Dişi için elma ve peynir
Özel ProDenta Ağız ve Diş Sağlığı Polikliniği’nden Ortodontist Prof. Dr. Ahu Acar, ağız ve diş sağlığının çocukların beslenmesini, konuşmasını ve sosyal yaşamdaki yerini etkilediğine işaret ederek okul öncesi diş sağlığı kontrolünün önemi üzerinde duruyor. Çocuk diş tedavilerinde, ilk seans çocuğun diş hekimiyle tanışma, sonraki seansların tedaviye uyum ve düzenli olarak diş hekimini ziyaret süreçleri olduğuna değinen Prof. Dr. Acar, çarpık dişlerin düzeltilmesi, yerine yerleşmeyen dişlerin dizilmesi, geride kalan çene yapısının düzeltilmesi gibi sorunların ortodonti tedaviyle düzeltildiğini anlatıyor. Acar “Ortodonti tedavi, tedavi süresinin uzunluğu ve çocuğun yiyecek yasakları olması nedeniyle zor tedavilerden biri olarak bilinir. Ortodonti tedavilerde ilk iki hafta alışma sürecidir. Bu süreçte çocuğun dişlerine takılan tellerine uyum sağlaması, dudak ve yanaklarda oluşan diş teli vurukları ve çocuğun görüntüsündeki değişiklikleri kabullenmesi açısından önemli.”

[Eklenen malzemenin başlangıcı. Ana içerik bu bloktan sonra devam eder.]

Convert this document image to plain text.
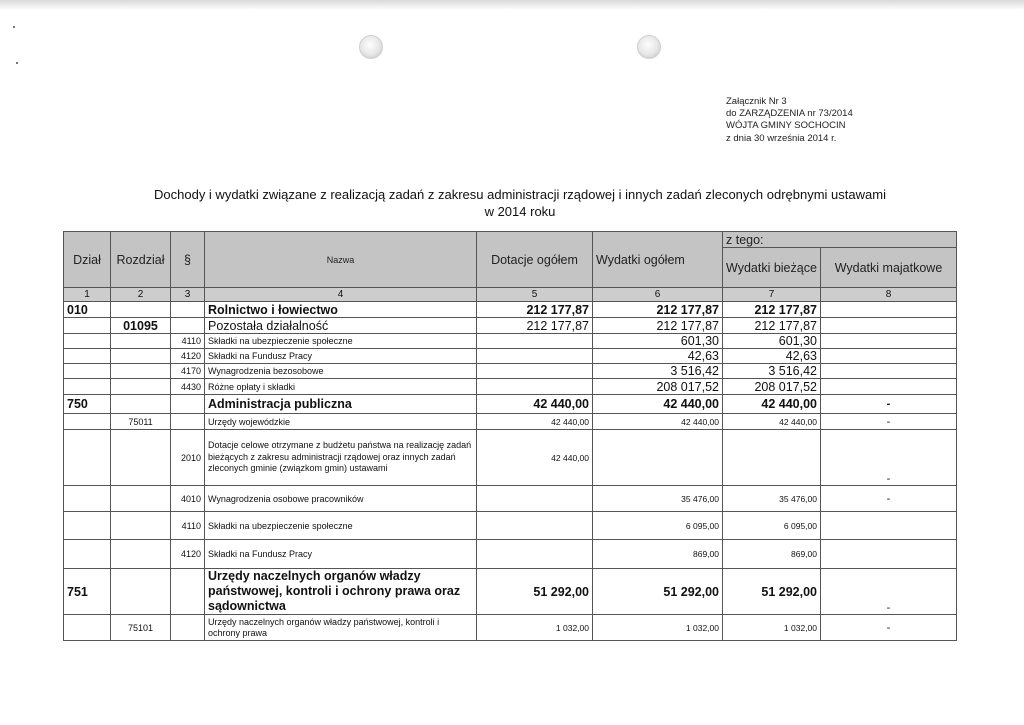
Załącznik Nr 3
do ZARZĄDZENIA nr 73/2014
WÓJTA GMINY SOCHOCIN
z dnia 30 września 2014 r.
Dochody i wydatki związane z realizacją zadań z zakresu administracji rządowej i innych zadań zleconych odrębnymi ustawami
w 2014 roku
Dział	Rozdział	§	Nazwa	Dotacje ogółem	Wydatki ogółem	z tego:	
						Wydatki bieżące	Wydatki majatkowe
1	2	3	4	5	6	7	8
010			Rolnictwo i łowiectwo	212 177,87	212 177,87	212 177,87	
	01095		Pozostała działalność	212 177,87	212 177,87	212 177,87	
		4110	Składki na ubezpieczenie społeczne		601,30	601,30	
		4120	Składki na Fundusz Pracy		42,63	42,63	
		4170	Wynagrodzenia bezosobowe		3 516,42	3 516,42	
		4430	Różne opłaty i składki		208 017,52	208 017,52	
750			Administracja publiczna	42 440,00	42 440,00	42 440,00	-
	75011		Urzędy wojewódzkie	42 440,00	42 440,00	42 440,00	-
		2010	Dotacje celowe otrzymane z budżetu państwa na realizację zadań bieżących z zakresu administracji rządowej oraz innych zadań zleconych gminie (związkom gmin) ustawami	42 440,00			-
		4010	Wynagrodzenia osobowe pracowników		35 476,00	35 476,00	-
		4110	Składki na ubezpieczenie społeczne		6 095,00	6 095,00	
		4120	Składki na Fundusz Pracy		869,00	869,00	
751			Urzędy naczelnych organów władzy państwowej, kontroli i ochrony prawa oraz sądownictwa	51 292,00	51 292,00	51 292,00	-
	75101		Urzędy naczelnych organów władzy państwowej, kontroli i ochrony prawa	1 032,00	1 032,00	1 032,00	-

DentGroup Kids Çocuk Diş Hekimi Neşve Kayabaşoğlu da “Beslenme çantalarına elma ve peynir koyun. Yapılan araştırmalar yemekten hemen sonra yenilen elma veya peynirin ağız ortamındaki asit düzeyini azalttığını ve bu sayede çürük oluşumunu engellediğini gösteriyor” diyor.